The group voted unanimously April 28-29 to encourage both associations to work toward combining their trade shows for the betterment of independent dealers and retreaders. Cost savings of having to attend and exhibit at only one show were among the reasons given.
The group will send letters to the NTDRA and ARA encouraging them to investigate the possibility of merging shows.
Health care proposal gets chamber frown
WASHINGTON-Jeffrey Joseph, vice president of domestic policy for the U.S. Chamber of Commerce, said he is unimpressed with the health care reform package proposed by Sen. Edward Kennedy, D-Mass., even though it includes a partial exemption for small employers.
Mr. Kennedy's compromise, unveiled May 9, would exempt businesses with five or fewer employees and average wages of under $24,000 from paying the 80 percent of employee health care premiums required under President Clinton's plan. But those employers would have to pay a 2 percent payroll tax.
``The fact that legislators recognize the need for small-business exemptions in the first place is a telltale sign of the enormous burdens a health care mandate would place on businesses of any size,'' Mr. Joseph said.
Big O hires company for acquisition help
ENGLEWOOD, Colo.-Big O Tires Inc. has retained the Los Angeles-based investment banking firm M. Kane & Co. Inc. to help evaluate new store acquisitions for the independent tire dealer's retail business.
``Our long-term growth depends on acquiring new stores, especially in the eastern United States,'' Big O President Steven P. Cloward said.
Big O currently has 370 stores in 18 states and 39 automotive associate dealers in British Columbia, Canada.
M. Kane & Co. has served as exclusive financial adviser to General Tire and structured the merger and capitalization of Parnelli Jones Inc. and Dob's Tire & Auto Centers.
Ky. senator stalling NHTSA appointment
WASHINGTON-Sen. Wendell Ford, D-Ky., has blocked approval of President Clinton's nominee to head the National Highway Traffic Safety Administration.
The Senate Commerce, Science and Transportation Committee was expected to recommend approval of Dr. Ricardo Martinez, a physician from Emory University in Atlanta, May 17.

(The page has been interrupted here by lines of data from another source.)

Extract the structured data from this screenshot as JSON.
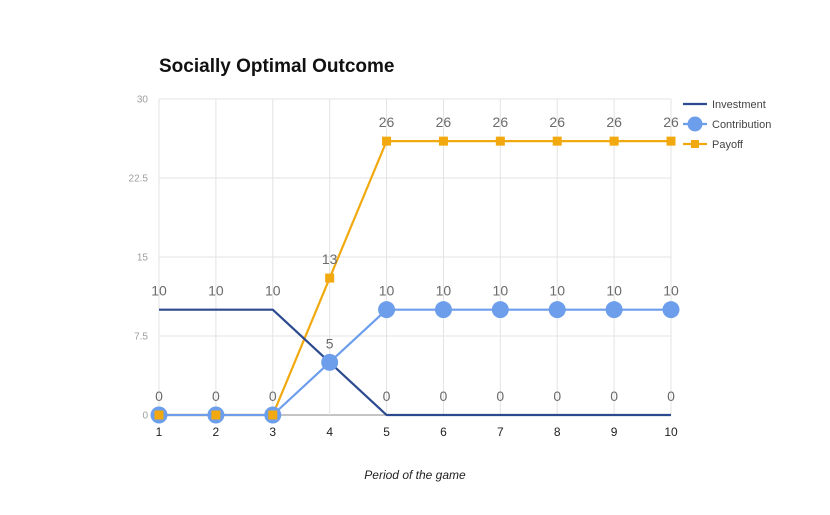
{
  "chart_data": {
    "type": "line",
    "title": "Socially Optimal Outcome",
    "xlabel": "Period of the game",
    "ylabel": "",
    "x": [
      1,
      2,
      3,
      4,
      5,
      6,
      7,
      8,
      9,
      10
    ],
    "yticks": [
      "0",
      "7.5",
      "15",
      "22.5",
      "30"
    ],
    "ylim": [
      0,
      30
    ],
    "grid": true,
    "legend": "top-right",
    "series": [
      {
        "name": "Investment",
        "color": "#2c4a8f",
        "marker": "none",
        "values": [
          10,
          10,
          10,
          5,
          0,
          0,
          0,
          0,
          0,
          0
        ]
      },
      {
        "name": "Contribution",
        "color": "#6d9eeb",
        "marker": "circle",
        "values": [
          0,
          0,
          0,
          5,
          10,
          10,
          10,
          10,
          10,
          10
        ]
      },
      {
        "name": "Payoff",
        "color": "#f1a90f",
        "marker": "square",
        "values": [
          0,
          0,
          0,
          13,
          26,
          26,
          26,
          26,
          26,
          26
        ]
      }
    ],
    "data_labels": [
      {
        "series": "Investment",
        "labels": [
          "10",
          "10",
          "10",
          "",
          "0",
          "0",
          "0",
          "0",
          "0",
          "0"
        ]
      },
      {
        "series": "Contribution",
        "labels": [
          "0",
          "0",
          "0",
          "5",
          "10",
          "10",
          "10",
          "10",
          "10",
          "10"
        ]
      },
      {
        "series": "Payoff",
        "labels": [
          "",
          "",
          "",
          "13",
          "26",
          "26",
          "26",
          "26",
          "26",
          "26"
        ]
      }
    ]
  }
}
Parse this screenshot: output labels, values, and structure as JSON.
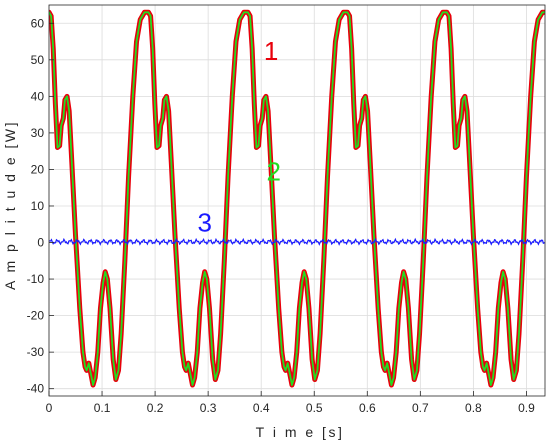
{
  "chart_data": {
    "type": "line",
    "title": "",
    "xlabel": "T i m e [s]",
    "ylabel": "A m p l i t u d e [W]",
    "xlim": [
      0,
      0.935
    ],
    "ylim": [
      -42,
      65
    ],
    "xticks": [
      "0",
      "0.1",
      "0.2",
      "0.3",
      "0.4",
      "0.5",
      "0.6",
      "0.7",
      "0.8",
      "0.9"
    ],
    "yticks": [
      "60",
      "50",
      "40",
      "30",
      "20",
      "10",
      "0",
      "-10",
      "-20",
      "-30",
      "-40"
    ],
    "grid": true,
    "legend": "none",
    "period": 0.1875,
    "series": [
      {
        "name": "1",
        "color": "#e8000b",
        "cycle_points": [
          [
            0.0,
            63.0
          ],
          [
            0.004,
            62.0
          ],
          [
            0.008,
            53.0
          ],
          [
            0.012,
            38.0
          ],
          [
            0.016,
            26.0
          ],
          [
            0.02,
            26.5
          ],
          [
            0.023,
            32.0
          ],
          [
            0.027,
            34.0
          ],
          [
            0.03,
            39.0
          ],
          [
            0.034,
            40.0
          ],
          [
            0.038,
            36.0
          ],
          [
            0.043,
            22.0
          ],
          [
            0.05,
            2.0
          ],
          [
            0.058,
            -18.0
          ],
          [
            0.064,
            -30.0
          ],
          [
            0.068,
            -34.0
          ],
          [
            0.071,
            -35.0
          ],
          [
            0.075,
            -33.0
          ],
          [
            0.079,
            -36.0
          ],
          [
            0.083,
            -39.0
          ],
          [
            0.087,
            -37.0
          ],
          [
            0.092,
            -30.0
          ],
          [
            0.097,
            -18.0
          ],
          [
            0.102,
            -11.0
          ],
          [
            0.106,
            -8.0
          ],
          [
            0.11,
            -10.0
          ],
          [
            0.115,
            -18.0
          ],
          [
            0.121,
            -32.0
          ],
          [
            0.126,
            -37.5
          ],
          [
            0.131,
            -35.0
          ],
          [
            0.136,
            -25.0
          ],
          [
            0.143,
            -5.0
          ],
          [
            0.15,
            18.0
          ],
          [
            0.158,
            40.0
          ],
          [
            0.165,
            55.0
          ],
          [
            0.172,
            61.0
          ],
          [
            0.18,
            63.0
          ],
          [
            0.1875,
            63.0
          ]
        ]
      },
      {
        "name": "2",
        "color": "#22dd22",
        "cycle_points": [
          [
            0.0,
            63.0
          ],
          [
            0.004,
            62.0
          ],
          [
            0.008,
            53.0
          ],
          [
            0.012,
            38.0
          ],
          [
            0.016,
            26.0
          ],
          [
            0.02,
            26.5
          ],
          [
            0.023,
            32.0
          ],
          [
            0.027,
            34.0
          ],
          [
            0.03,
            39.0
          ],
          [
            0.034,
            40.0
          ],
          [
            0.038,
            36.0
          ],
          [
            0.043,
            22.0
          ],
          [
            0.05,
            2.0
          ],
          [
            0.058,
            -18.0
          ],
          [
            0.064,
            -30.0
          ],
          [
            0.068,
            -34.0
          ],
          [
            0.071,
            -35.0
          ],
          [
            0.075,
            -33.0
          ],
          [
            0.079,
            -36.0
          ],
          [
            0.083,
            -39.0
          ],
          [
            0.087,
            -37.0
          ],
          [
            0.092,
            -30.0
          ],
          [
            0.097,
            -18.0
          ],
          [
            0.102,
            -11.0
          ],
          [
            0.106,
            -8.0
          ],
          [
            0.11,
            -10.0
          ],
          [
            0.115,
            -18.0
          ],
          [
            0.121,
            -32.0
          ],
          [
            0.126,
            -37.5
          ],
          [
            0.131,
            -35.0
          ],
          [
            0.136,
            -25.0
          ],
          [
            0.143,
            -5.0
          ],
          [
            0.15,
            18.0
          ],
          [
            0.158,
            40.0
          ],
          [
            0.165,
            55.0
          ],
          [
            0.172,
            61.0
          ],
          [
            0.18,
            63.0
          ],
          [
            0.1875,
            63.0
          ]
        ]
      },
      {
        "name": "3",
        "color": "#1a1aff",
        "amplitude": 0.7,
        "offset": 0.2
      }
    ],
    "annotations": [
      {
        "text": "1",
        "x": 0.405,
        "y": 50,
        "color": "#e8000b"
      },
      {
        "text": "2",
        "x": 0.41,
        "y": 17,
        "color": "#22dd22"
      },
      {
        "text": "3",
        "x": 0.28,
        "y": 3,
        "color": "#1a1aff"
      }
    ]
  }
}
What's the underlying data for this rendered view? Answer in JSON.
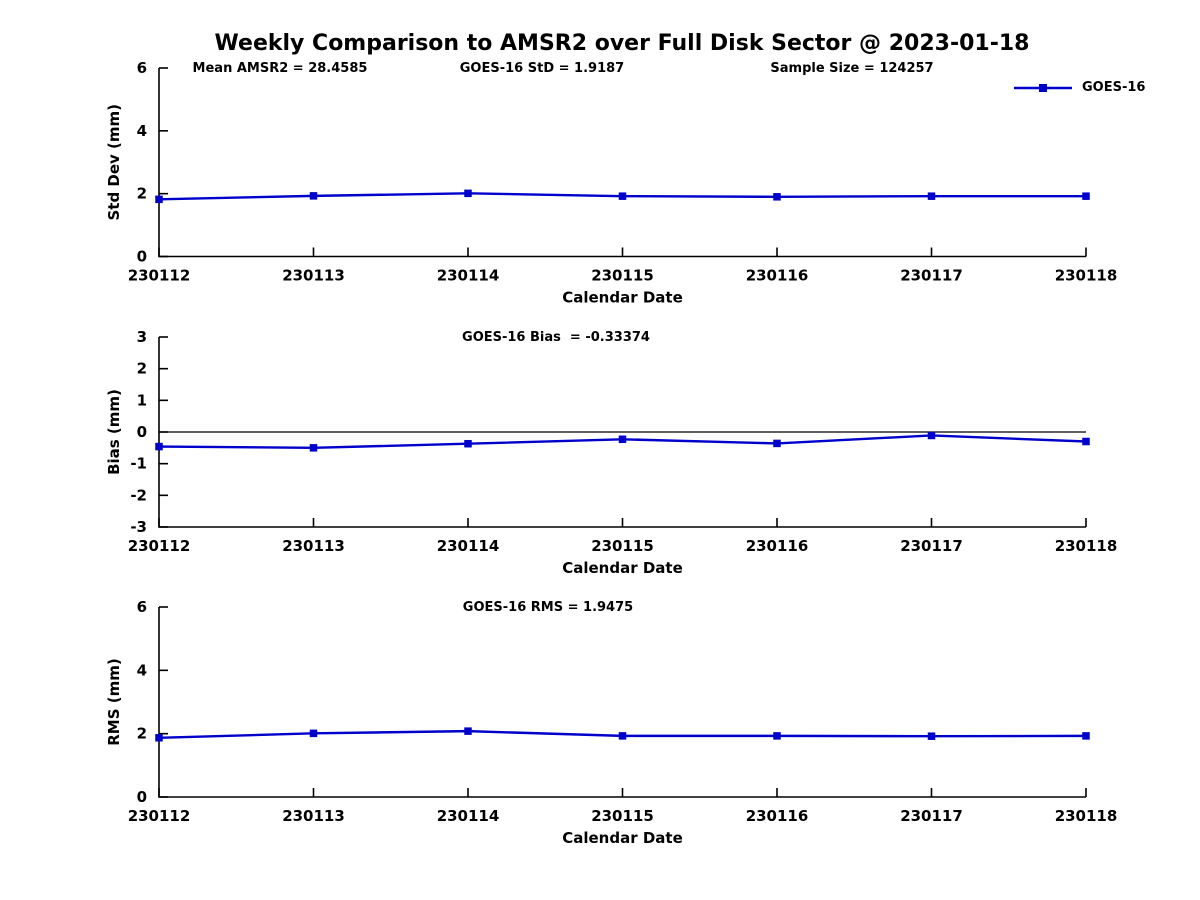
{
  "figure": {
    "title": "Weekly Comparison to AMSR2 over Full Disk Sector @ 2023-01-18",
    "background_color": "#ffffff",
    "axis_color": "#000000",
    "line_color": "#0000cc",
    "legend": {
      "label": "GOES-16",
      "position": "top-right"
    }
  },
  "chart_data": [
    {
      "type": "line",
      "id": "std-dev",
      "x": [
        "230112",
        "230113",
        "230114",
        "230115",
        "230116",
        "230117",
        "230118"
      ],
      "series": [
        {
          "name": "GOES-16",
          "values": [
            1.82,
            1.93,
            2.01,
            1.92,
            1.9,
            1.92,
            1.92
          ]
        }
      ],
      "xlabel": "Calendar Date",
      "ylabel": "Std Dev (mm)",
      "ylim": [
        0,
        6
      ],
      "yticks": [
        0,
        2,
        4,
        6
      ],
      "zero_line": false,
      "grid": false,
      "annotations": [
        {
          "text": "Mean AMSR2 = 28.4585",
          "x": 280
        },
        {
          "text": "GOES-16 StD = 1.9187",
          "x": 542
        },
        {
          "text": "Sample Size = 124257",
          "x": 852
        }
      ]
    },
    {
      "type": "line",
      "id": "bias",
      "x": [
        "230112",
        "230113",
        "230114",
        "230115",
        "230116",
        "230117",
        "230118"
      ],
      "series": [
        {
          "name": "GOES-16",
          "values": [
            -0.46,
            -0.5,
            -0.37,
            -0.23,
            -0.36,
            -0.11,
            -0.3
          ]
        }
      ],
      "xlabel": "Calendar Date",
      "ylabel": "Bias (mm)",
      "ylim": [
        -3,
        3
      ],
      "yticks": [
        -3,
        -2,
        -1,
        0,
        1,
        2,
        3
      ],
      "zero_line": true,
      "grid": false,
      "annotations": [
        {
          "text": "GOES-16 Bias  = -0.33374",
          "x": 556
        }
      ]
    },
    {
      "type": "line",
      "id": "rms",
      "x": [
        "230112",
        "230113",
        "230114",
        "230115",
        "230116",
        "230117",
        "230118"
      ],
      "series": [
        {
          "name": "GOES-16",
          "values": [
            1.87,
            2.01,
            2.08,
            1.93,
            1.93,
            1.92,
            1.93
          ]
        }
      ],
      "xlabel": "Calendar Date",
      "ylabel": "RMS (mm)",
      "ylim": [
        0,
        6
      ],
      "yticks": [
        0,
        2,
        4,
        6
      ],
      "zero_line": false,
      "grid": false,
      "annotations": [
        {
          "text": "GOES-16 RMS = 1.9475",
          "x": 548
        }
      ]
    }
  ]
}
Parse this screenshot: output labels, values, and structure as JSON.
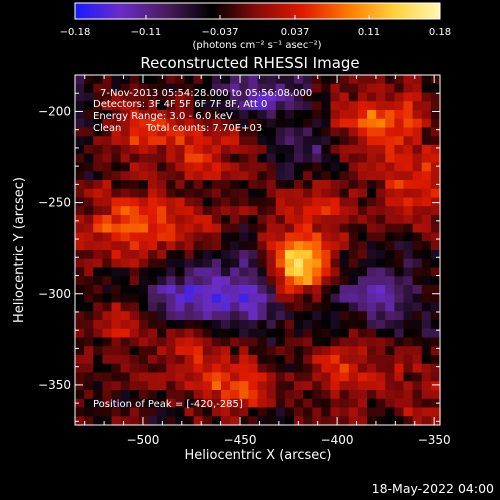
{
  "chart_data": {
    "type": "heatmap",
    "title": "Reconstructed RHESSI Image",
    "xlabel": "Heliocentric X (arcsec)",
    "ylabel": "Heliocentric Y (arcsec)",
    "xlim": [
      -535,
      -347
    ],
    "ylim": [
      -372,
      -180
    ],
    "xticks": [
      -500,
      -450,
      -400,
      -350
    ],
    "xtick_labels": [
      "−500",
      "−450",
      "−400",
      "−350"
    ],
    "yticks": [
      -350,
      -300,
      -250,
      -200
    ],
    "ytick_labels": [
      "−350",
      "−300",
      "−250",
      "−200"
    ],
    "annotations": {
      "time_range": "7-Nov-2013 05:54:28.000 to 05:56:08.000",
      "detectors": "Detectors: 3F 4F 5F 6F 7F 8F, Att 0",
      "energy_range": "Energy Range: 3.0 - 6.0 keV",
      "algorithm": "Clean",
      "total_counts": "Total counts: 7.70E+03",
      "peak_position": "Position of Peak = [-420,-285]"
    },
    "peak": {
      "x": -420,
      "y": -285,
      "value": 0.18
    },
    "colorbar": {
      "range": [
        -0.18,
        0.18
      ],
      "ticks": [
        -0.18,
        -0.11,
        -0.037,
        0.037,
        0.11,
        0.18
      ],
      "tick_labels": [
        "−0.18",
        "−0.11",
        "−0.037",
        "0.037",
        "0.11",
        "0.18"
      ],
      "unit": "(photons cm⁻² s⁻¹ asec⁻²)",
      "colormap": [
        "#1a1aff",
        "#6a2cc8",
        "#4a1c5e",
        "#000000",
        "#8a0a0a",
        "#e01b00",
        "#ff7a00",
        "#ffd23a",
        "#fff6b0"
      ]
    },
    "hotspots": [
      {
        "x": -420,
        "y": -285,
        "value": 0.18,
        "sx": 11,
        "sy": 11
      },
      {
        "x": -412,
        "y": -255,
        "value": 0.08,
        "sx": 14,
        "sy": 10
      },
      {
        "x": -500,
        "y": -262,
        "value": 0.11,
        "sx": 22,
        "sy": 14
      },
      {
        "x": -470,
        "y": -220,
        "value": 0.07,
        "sx": 18,
        "sy": 12
      },
      {
        "x": -505,
        "y": -210,
        "value": 0.07,
        "sx": 12,
        "sy": 12
      },
      {
        "x": -378,
        "y": -207,
        "value": 0.1,
        "sx": 16,
        "sy": 14
      },
      {
        "x": -360,
        "y": -240,
        "value": 0.07,
        "sx": 12,
        "sy": 15
      },
      {
        "x": -468,
        "y": -330,
        "value": 0.07,
        "sx": 16,
        "sy": 11
      },
      {
        "x": -455,
        "y": -352,
        "value": 0.09,
        "sx": 14,
        "sy": 9
      },
      {
        "x": -510,
        "y": -320,
        "value": 0.05,
        "sx": 12,
        "sy": 12
      },
      {
        "x": -395,
        "y": -342,
        "value": 0.06,
        "sx": 15,
        "sy": 14
      },
      {
        "x": -360,
        "y": -355,
        "value": 0.05,
        "sx": 12,
        "sy": 12
      },
      {
        "x": -450,
        "y": -300,
        "value": -0.1,
        "sx": 14,
        "sy": 14
      },
      {
        "x": -480,
        "y": -300,
        "value": -0.08,
        "sx": 14,
        "sy": 13
      },
      {
        "x": -440,
        "y": -190,
        "value": -0.09,
        "sx": 15,
        "sy": 10
      },
      {
        "x": -380,
        "y": -300,
        "value": -0.08,
        "sx": 16,
        "sy": 12
      },
      {
        "x": -420,
        "y": -220,
        "value": -0.06,
        "sx": 10,
        "sy": 12
      }
    ]
  },
  "footer": {
    "date": "18-May-2022 04:00"
  }
}
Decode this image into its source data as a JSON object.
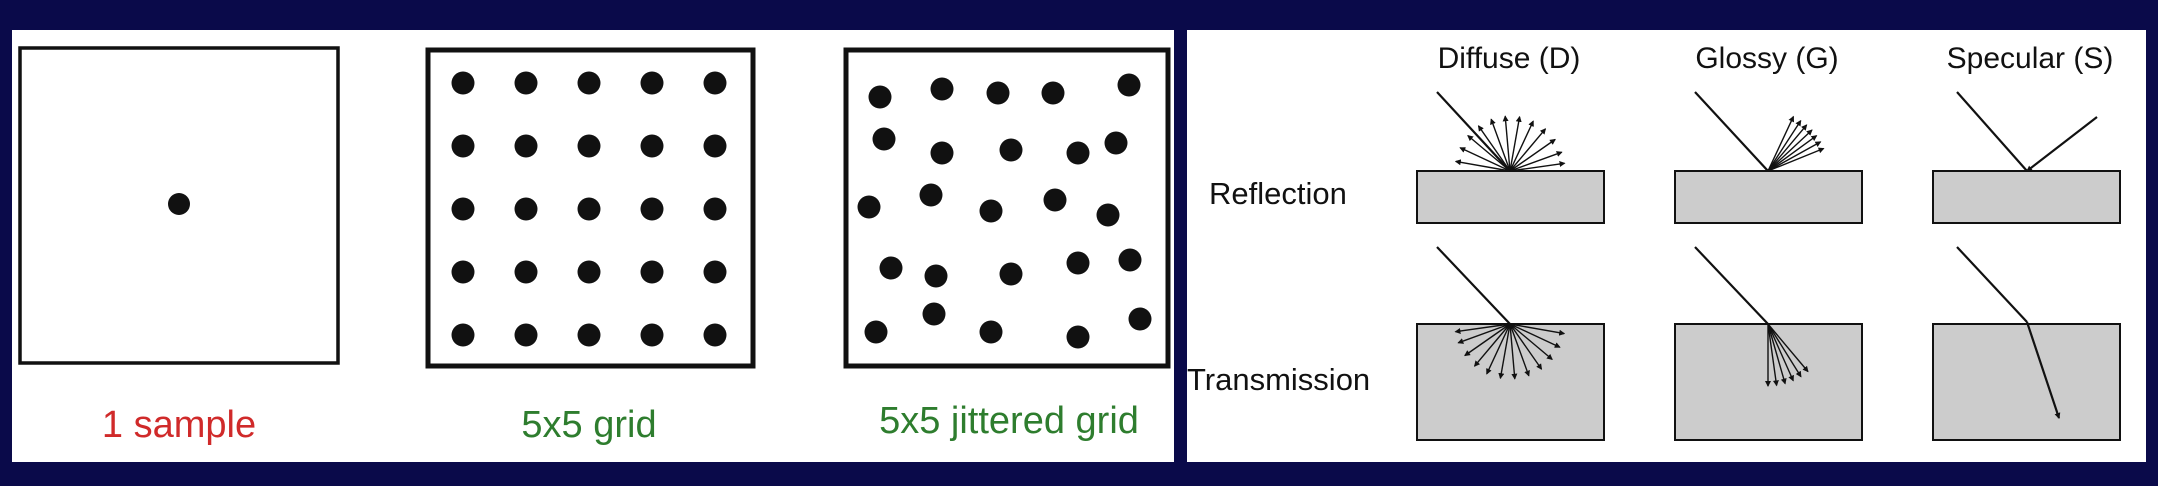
{
  "sampling": {
    "captions": [
      {
        "text": "1 sample",
        "color": "#d02a2a"
      },
      {
        "text": "5x5 grid",
        "color": "#2e7d2e"
      },
      {
        "text": "5x5 jittered grid",
        "color": "#2e7d2e"
      }
    ]
  },
  "scattering": {
    "columns": [
      "Diffuse (D)",
      "Glossy (G)",
      "Specular (S)"
    ],
    "rows": [
      "Reflection",
      "Transmission"
    ]
  },
  "colors": {
    "background": "#0a0a4a",
    "dot": "#111111",
    "surface_fill": "#cccccc"
  }
}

Mr. Ford blocked a vote on Dr. Martinez by putting a ``hold'' on his nomination, a privilege not covered by formal Senate rules but generally granted by senators to one another.
The senator's office would not comment on the reasons for stalling the nomination, but Congressional sources said he is upset over administration attacks on the tobacco industry and the possibility of renewed campaigns against the liquor industry and drunk driving. Tobacco and liquor are two major industries in Kentucky. Mr. Ford also has been critical of the way the U.S. Department of Transportation has handled air traffic controllers.
The committee isn't expected to vote on Dr. Martinez's nomination until mid-June. NHTSA has been without a permanent administrator since January 1993.